When you take somebody’s blood pressure, you know exactly what that is. That is the pressure that builds up in the heart to the rest of the body. But when you take a grip strength measure, somebody would say, ‘So are you telling me I just need to improve my grip strength, and that will help me to live longer?’ That’s why it’s confusing. The answer to that question is definitely not — it’s an indication that somebody should be doing more healthy lifestyles that will improve overall strength and robustness.

It’s a nebulous biomarker of poor health from top to bottom. We’re pushing hard on the literature to get this message out, because it is an extraordinarily robust predicator, but if you were to ask a doctor, they would say, ‘What am I support to tell a patient if their grip strength is low?’ because it’s not a medical diagnosis.

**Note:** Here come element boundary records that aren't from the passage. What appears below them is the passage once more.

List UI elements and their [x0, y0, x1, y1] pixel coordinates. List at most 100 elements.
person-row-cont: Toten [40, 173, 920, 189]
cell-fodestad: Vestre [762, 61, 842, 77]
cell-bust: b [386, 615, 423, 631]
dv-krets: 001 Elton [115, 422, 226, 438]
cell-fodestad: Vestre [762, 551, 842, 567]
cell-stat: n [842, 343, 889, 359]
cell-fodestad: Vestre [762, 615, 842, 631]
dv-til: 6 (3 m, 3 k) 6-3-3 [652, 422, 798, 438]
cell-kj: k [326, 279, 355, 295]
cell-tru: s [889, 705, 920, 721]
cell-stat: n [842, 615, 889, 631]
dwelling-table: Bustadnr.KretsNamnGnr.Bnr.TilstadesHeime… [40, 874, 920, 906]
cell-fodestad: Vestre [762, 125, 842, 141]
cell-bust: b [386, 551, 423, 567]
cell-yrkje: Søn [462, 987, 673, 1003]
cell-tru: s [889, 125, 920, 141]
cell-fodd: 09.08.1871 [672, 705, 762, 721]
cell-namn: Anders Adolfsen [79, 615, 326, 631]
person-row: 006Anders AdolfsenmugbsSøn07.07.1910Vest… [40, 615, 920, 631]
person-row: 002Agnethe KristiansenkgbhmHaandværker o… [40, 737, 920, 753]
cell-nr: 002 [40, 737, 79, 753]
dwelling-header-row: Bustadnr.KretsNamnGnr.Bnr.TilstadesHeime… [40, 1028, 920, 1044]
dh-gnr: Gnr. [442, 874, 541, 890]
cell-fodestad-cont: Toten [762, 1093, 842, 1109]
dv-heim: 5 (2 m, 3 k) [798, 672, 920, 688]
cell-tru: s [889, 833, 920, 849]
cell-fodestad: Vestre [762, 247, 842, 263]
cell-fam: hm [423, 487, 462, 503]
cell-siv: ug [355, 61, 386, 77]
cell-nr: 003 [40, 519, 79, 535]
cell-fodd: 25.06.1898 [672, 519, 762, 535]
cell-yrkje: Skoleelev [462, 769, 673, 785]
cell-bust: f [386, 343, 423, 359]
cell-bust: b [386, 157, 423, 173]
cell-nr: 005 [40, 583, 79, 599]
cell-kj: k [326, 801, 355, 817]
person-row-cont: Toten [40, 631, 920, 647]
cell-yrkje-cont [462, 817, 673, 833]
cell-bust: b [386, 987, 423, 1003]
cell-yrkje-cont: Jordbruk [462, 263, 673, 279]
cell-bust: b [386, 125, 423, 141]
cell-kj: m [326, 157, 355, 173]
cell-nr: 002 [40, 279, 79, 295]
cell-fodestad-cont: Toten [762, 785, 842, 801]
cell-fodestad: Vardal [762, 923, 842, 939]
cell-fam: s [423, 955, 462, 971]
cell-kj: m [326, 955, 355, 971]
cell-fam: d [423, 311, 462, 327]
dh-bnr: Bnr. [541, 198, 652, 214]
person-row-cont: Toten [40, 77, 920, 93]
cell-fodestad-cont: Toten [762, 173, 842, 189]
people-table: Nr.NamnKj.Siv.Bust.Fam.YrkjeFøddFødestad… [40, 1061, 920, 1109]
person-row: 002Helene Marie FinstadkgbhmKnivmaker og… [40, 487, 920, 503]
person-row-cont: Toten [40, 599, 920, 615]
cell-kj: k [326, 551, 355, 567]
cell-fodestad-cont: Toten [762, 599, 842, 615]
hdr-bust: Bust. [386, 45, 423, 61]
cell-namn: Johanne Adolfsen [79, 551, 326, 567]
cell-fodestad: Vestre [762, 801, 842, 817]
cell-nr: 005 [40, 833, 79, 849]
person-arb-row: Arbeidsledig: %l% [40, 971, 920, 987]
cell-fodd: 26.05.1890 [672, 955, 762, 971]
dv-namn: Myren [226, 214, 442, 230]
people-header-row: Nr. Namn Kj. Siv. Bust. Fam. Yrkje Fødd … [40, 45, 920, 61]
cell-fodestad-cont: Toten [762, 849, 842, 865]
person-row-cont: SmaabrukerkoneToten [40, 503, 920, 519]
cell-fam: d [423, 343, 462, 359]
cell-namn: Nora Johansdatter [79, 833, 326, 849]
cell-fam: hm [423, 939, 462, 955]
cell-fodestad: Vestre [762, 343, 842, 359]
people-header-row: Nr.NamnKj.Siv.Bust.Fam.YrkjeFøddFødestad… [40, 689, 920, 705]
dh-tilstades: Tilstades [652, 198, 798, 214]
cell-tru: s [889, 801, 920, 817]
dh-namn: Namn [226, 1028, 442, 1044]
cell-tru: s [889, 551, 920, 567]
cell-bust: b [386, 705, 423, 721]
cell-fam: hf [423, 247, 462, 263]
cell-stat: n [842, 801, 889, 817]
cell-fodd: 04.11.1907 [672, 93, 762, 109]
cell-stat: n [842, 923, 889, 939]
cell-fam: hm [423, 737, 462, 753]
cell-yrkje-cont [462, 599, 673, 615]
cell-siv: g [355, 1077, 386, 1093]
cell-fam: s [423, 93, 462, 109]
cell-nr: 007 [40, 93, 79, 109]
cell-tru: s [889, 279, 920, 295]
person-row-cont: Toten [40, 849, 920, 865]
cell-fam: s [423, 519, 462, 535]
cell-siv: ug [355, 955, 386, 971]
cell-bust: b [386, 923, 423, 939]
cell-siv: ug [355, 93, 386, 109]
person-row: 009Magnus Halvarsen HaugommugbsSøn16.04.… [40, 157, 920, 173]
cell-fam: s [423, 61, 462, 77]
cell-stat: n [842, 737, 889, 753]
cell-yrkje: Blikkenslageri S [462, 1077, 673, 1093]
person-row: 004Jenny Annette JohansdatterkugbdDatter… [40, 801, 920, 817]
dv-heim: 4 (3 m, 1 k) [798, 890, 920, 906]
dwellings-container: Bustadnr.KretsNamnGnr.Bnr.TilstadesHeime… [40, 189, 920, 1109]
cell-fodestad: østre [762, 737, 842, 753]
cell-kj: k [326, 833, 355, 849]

That’s the reason why it hasn’t, but that does not mean that it doesn’t have an extremely high clinical value for helping patients to improve their lives and health.

Healio: Where does research go from here?

Peterson: Future research should try to understand the specific biological links for males versus females. We found disparate information between men and women, and the role of strength capacity in health outcomes has a strong sex-specific pattern, because men tend to be stronger yet die younger than woman for various reasons.

Women tend to have higher risk for frailty and conditions like osteoporosis and osteopenia, so the signature that preservational strength plays seems to be strongly associated with sex.

Some of the other biomarkers that might be of interest would be inflammatory markers that are known to increase in age and disease, which are also hallmarks of frailty and early mortality.